Ontem houve bombas em muitas cidades do Iraque, mas o carro armadilhado que explodiu em Erbil foi o atentado mais surpreendente. Afinal, o Curdistão tem como slogan “O Outro Iraque”, um exército próprio (os peshmerga), electricidade e água e nos últimos 11 anos teve um desenvolvimento que deixou a região a anos-luz do resto do país. Em todo esse tempo, só um grande atentado a assinalar: 60 curdos mortos por um bombista suicida, 5 de Maio de 2005.

Lozano visitou o Curdistão no Verão mas já teme o terror do Inverno. Lembra os estudantes que deixaram de ir à escola e conta como tantos cristãos lhe disseram que nunca voltarão às suas terras sem garantias de protecção.

Na Síria, mais de nove milhões de pessoas fugiram para salvar a vida desde Março de 2011. Há milhões de refugiados dentro e fora do país. E centenas de pessoas continuam a ser mortas todos os dias.

Em Setembro do ano passado, Abdallah Shemour, yazidi de Tal Asser, uma vila na província síria de Alepo, acabou num campo de refugiados nos arredores de Afrin, cidade da mesma província mas numa zona sob controlo de um partido curdo da Síria. “Vim para salvar o meu filho”, dizia, um mês depois, quando o PÚBLICOU o conheceu.

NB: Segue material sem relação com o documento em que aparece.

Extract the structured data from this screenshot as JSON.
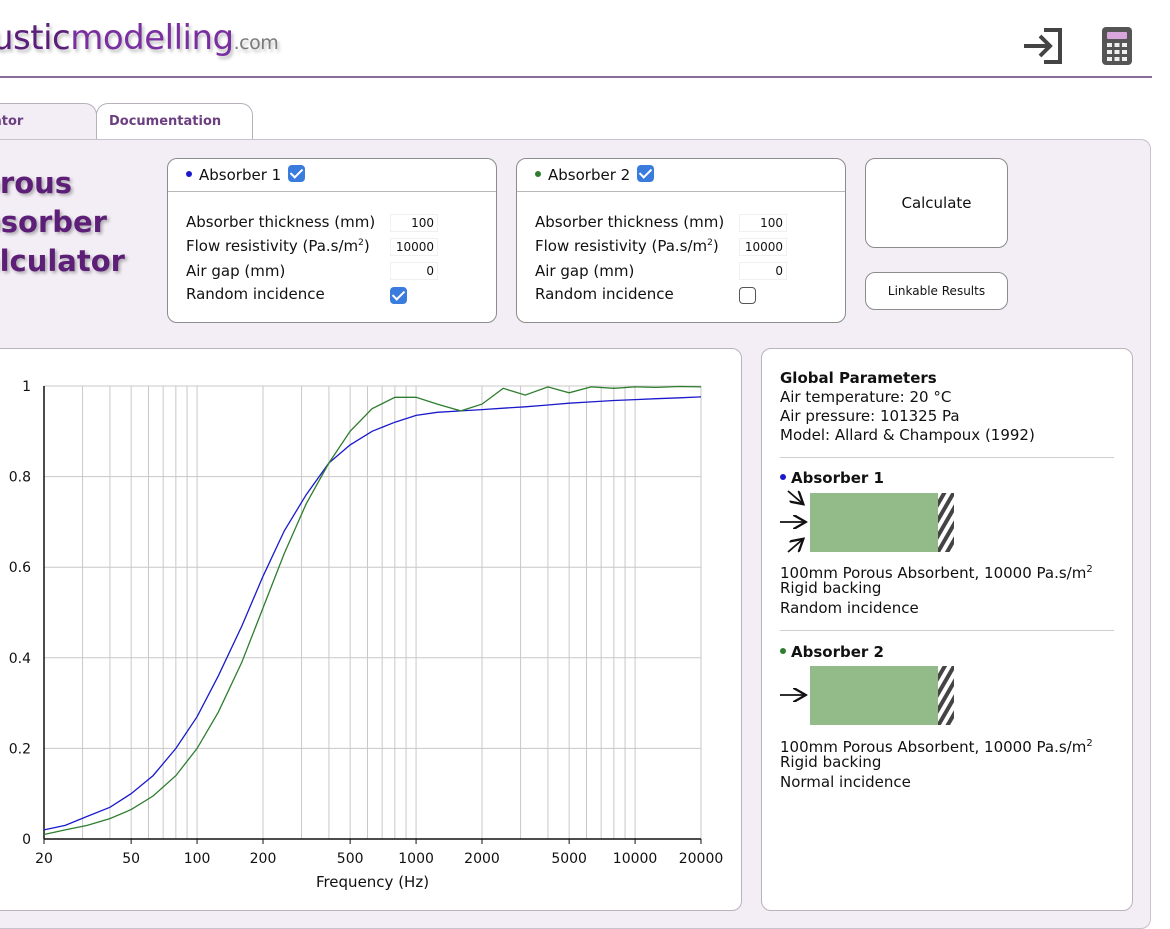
{
  "header": {
    "logo_main": "usticmodelling",
    "logo_part1": "ustic",
    "logo_part2": "modelling",
    "logo_suffix": ".com",
    "icons": [
      "login-icon",
      "calculator-icon"
    ]
  },
  "tabs": [
    {
      "label": "ator",
      "active": true
    },
    {
      "label": "Documentation",
      "active": false
    }
  ],
  "title": {
    "line1": "orous",
    "line2": "bsorber",
    "line3": "alculator"
  },
  "absorber1": {
    "label": "Absorber 1",
    "enabled": true,
    "color": "#1a1acc",
    "thickness_label": "Absorber thickness (mm)",
    "thickness_value": "100",
    "flow_label_pre": "Flow resistivity (Pa.s/m",
    "flow_label_sup": "2",
    "flow_label_post": ")",
    "flow_value": "10000",
    "airgap_label": "Air gap (mm)",
    "airgap_value": "0",
    "random_label": "Random incidence",
    "random_checked": true
  },
  "absorber2": {
    "label": "Absorber 2",
    "enabled": true,
    "color": "#2e7d2e",
    "thickness_label": "Absorber thickness (mm)",
    "thickness_value": "100",
    "flow_label_pre": "Flow resistivity (Pa.s/m",
    "flow_label_sup": "2",
    "flow_label_post": ")",
    "flow_value": "10000",
    "airgap_label": "Air gap (mm)",
    "airgap_value": "0",
    "random_label": "Random incidence",
    "random_checked": false
  },
  "buttons": {
    "calculate": "Calculate",
    "linkable": "Linkable Results"
  },
  "info": {
    "global_title": "Global Parameters",
    "air_temperature": "Air temperature: 20 °C",
    "air_pressure": "Air pressure: 101325 Pa",
    "model": "Model: Allard & Champoux (1992)",
    "abs1_title": "Absorber 1",
    "abs1_desc_pre": "100mm Porous Absorbent, 10000 Pa.s/m",
    "abs1_desc_sup": "2",
    "abs1_backing": "Rigid backing",
    "abs1_incidence": "Random incidence",
    "abs2_title": "Absorber 2",
    "abs2_desc_pre": "100mm Porous Absorbent, 10000 Pa.s/m",
    "abs2_desc_sup": "2",
    "abs2_backing": "Rigid backing",
    "abs2_incidence": "Normal incidence",
    "absorber_fill": "#93bb8a"
  },
  "chart_data": {
    "type": "line",
    "xscale": "log",
    "xlabel": "Frequency (Hz)",
    "ylabel": "",
    "xlim": [
      20,
      20000
    ],
    "ylim": [
      0,
      1
    ],
    "x_tick_labels": [
      "20",
      "50",
      "100",
      "200",
      "500",
      "1000",
      "2000",
      "5000",
      "10000",
      "20000"
    ],
    "y_tick_labels": [
      "0",
      "0.2",
      "0.4",
      "0.6",
      "0.8",
      "1"
    ],
    "grid": true,
    "series": [
      {
        "color": "#1a1acc",
        "x": [
          20,
          25,
          31.5,
          40,
          50,
          63,
          80,
          100,
          125,
          160,
          200,
          250,
          315,
          400,
          500,
          630,
          800,
          1000,
          1250,
          1600,
          2000,
          2500,
          3150,
          4000,
          5000,
          6300,
          8000,
          10000,
          12500,
          16000,
          20000
        ],
        "y": [
          0.02,
          0.03,
          0.05,
          0.07,
          0.1,
          0.14,
          0.2,
          0.27,
          0.36,
          0.47,
          0.58,
          0.68,
          0.76,
          0.83,
          0.87,
          0.9,
          0.92,
          0.935,
          0.942,
          0.945,
          0.948,
          0.951,
          0.954,
          0.958,
          0.962,
          0.965,
          0.968,
          0.97,
          0.972,
          0.974,
          0.976
        ]
      },
      {
        "color": "#2e7d2e",
        "x": [
          20,
          25,
          31.5,
          40,
          50,
          63,
          80,
          100,
          125,
          160,
          200,
          250,
          315,
          400,
          500,
          630,
          800,
          1000,
          1250,
          1600,
          2000,
          2500,
          3150,
          4000,
          5000,
          6300,
          8000,
          10000,
          12500,
          16000,
          20000
        ],
        "y": [
          0.01,
          0.02,
          0.03,
          0.045,
          0.065,
          0.095,
          0.14,
          0.2,
          0.28,
          0.39,
          0.51,
          0.63,
          0.74,
          0.83,
          0.9,
          0.95,
          0.975,
          0.975,
          0.96,
          0.945,
          0.96,
          0.995,
          0.98,
          0.998,
          0.985,
          0.998,
          0.995,
          0.998,
          0.997,
          0.999,
          0.998
        ]
      }
    ]
  }
}
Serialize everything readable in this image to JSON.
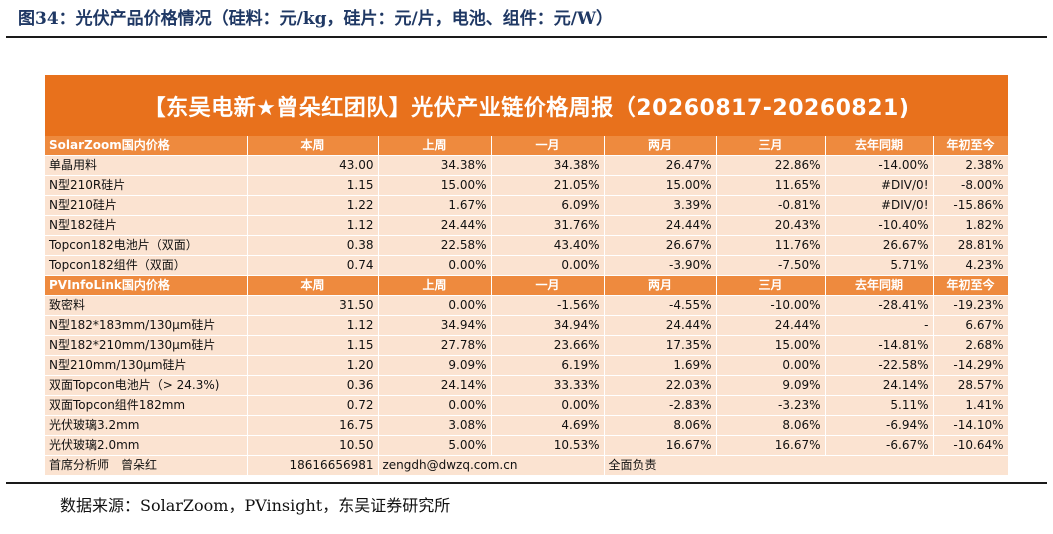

O filho chama-se Zardash, um nome tão yazidi que não engana ninguém.

Quando os jihadistas entraram em Tal Asser “foram casa a casa e exigiram: o vosso dinheiro, as vossas mulheres, as vossas casas”. Os que tentaram chamá-los à razão foram mortos à medida que o faziam. “Horas depois de entrarem, juntaram os corpos na rua. Continuam a matar gente, todos os dias”, contava Abdallah, que ainda tinha irmãs em Tal Asser.

Por esses dias, os jihadistas atingiam Afrin com os primeiros rockets e muitos dos que ali tinham chegado em fuga de Alepo ou de outras zonas da Síria já planeavam nova fuga, para a Turquia, para o Iraque, para a Europa, para onde fosse possível. Ali, onde nunca chegou nenhuma ajuda internacional, já começava a ser difícil imaginar onde poderia haver segurança. Os possíveis refúgios ainda não pararam de diminuir.